En conséquence, en l'absence d'un lien de causalité certain entre la faute et le préjudice allégué, il convient, par confirmation du jugement, de débouter la SCI Bérangère, M. [N] et Mme [K] de leurs demandes.
2. Sur les autres demandes
Le jugement est confirmé en ses dispositions relatives aux dépens et à l'application de l'article 700 du code de procédure civile.
La cour estime que l'équité commande de faire application de l'article 700 du code de procédure civile au profit de la SCP [X] [R] et Jean Auvolat en cause d'appel et lui alloue, à ce titre, la somme globale de 3.000 €.

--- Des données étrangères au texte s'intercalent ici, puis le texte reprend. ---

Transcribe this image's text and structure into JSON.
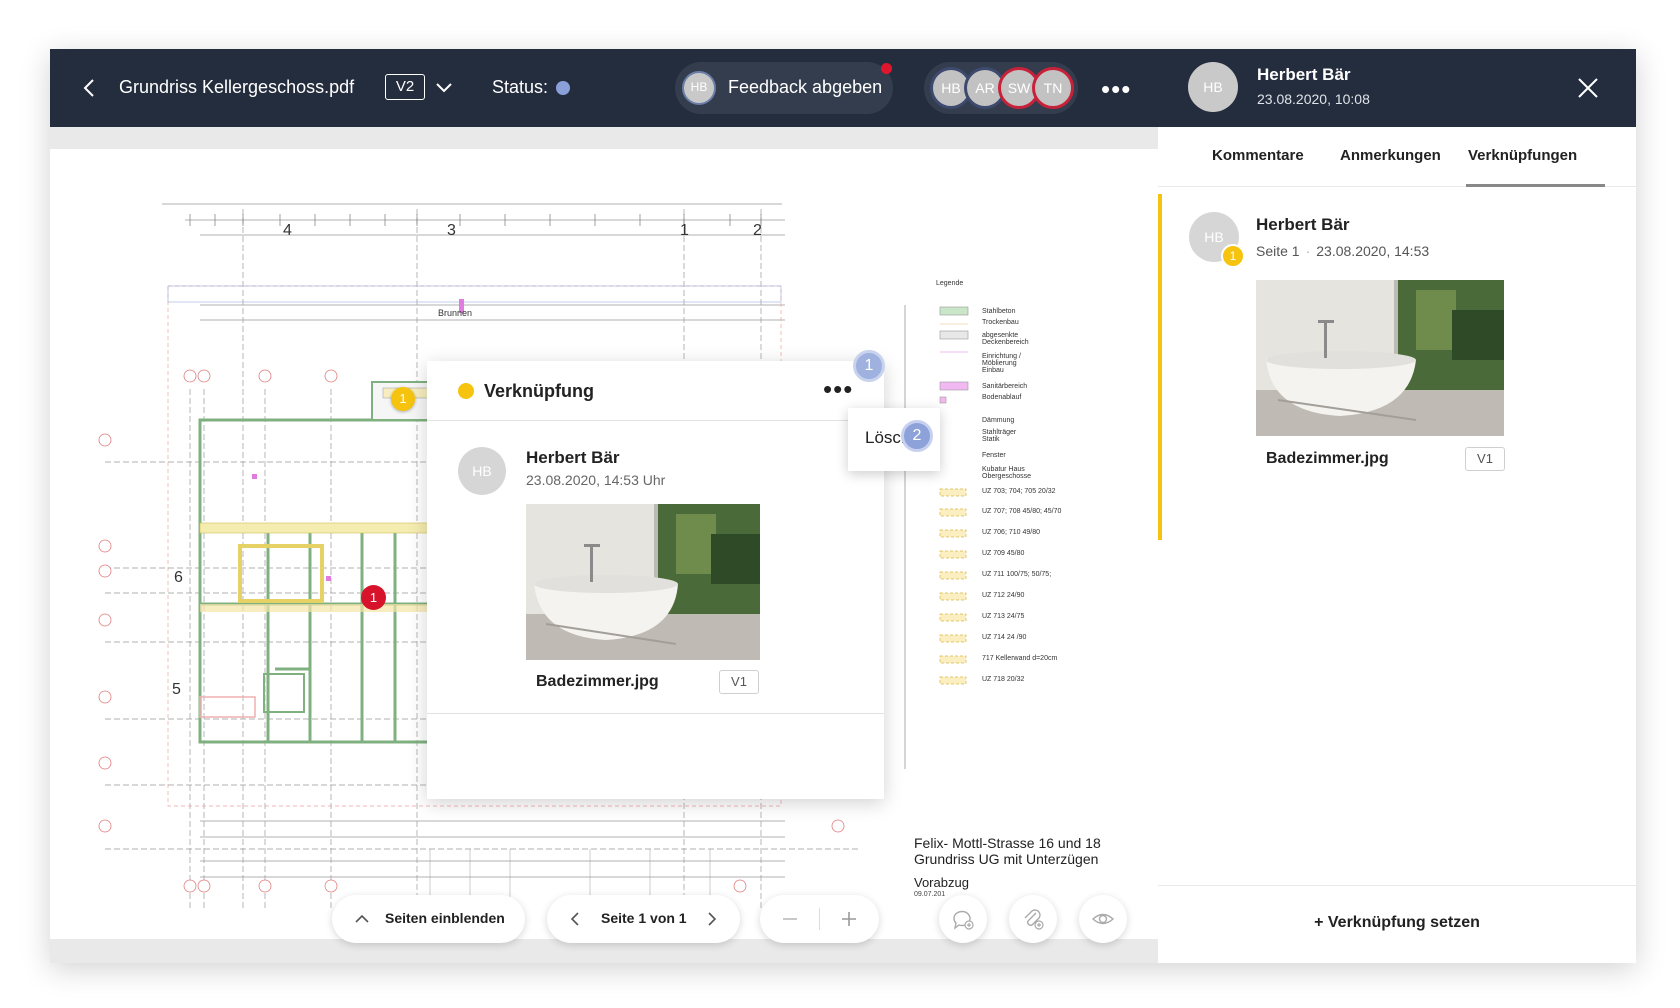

Les dépens d'appel sont mis in solidum à la charge de la SCI Bérangère, M. [N] et Mme [K] qui succombent en leur tentative de remise en cause du jugement.
PAR CES MOTIFS
LA COUR,
Confirme le jugement déféré en toutes ses dispositions,
Y ajoutant,
Condamne la SCI Bérangère, M. [N] et Mme [K] à payer à la SCP [X] [R] et Jean Auvolat, la somme globale de 3.000 €, en application de l'article 700 du code de procédure civile, en cause d'appel,
Condamne in solidum la SCI Bérangère, M. [N] et Mme [K] aux dépens d'appel, qui seront recouvrés conformément aux dispositions de l'article 699 du code de procédure civile.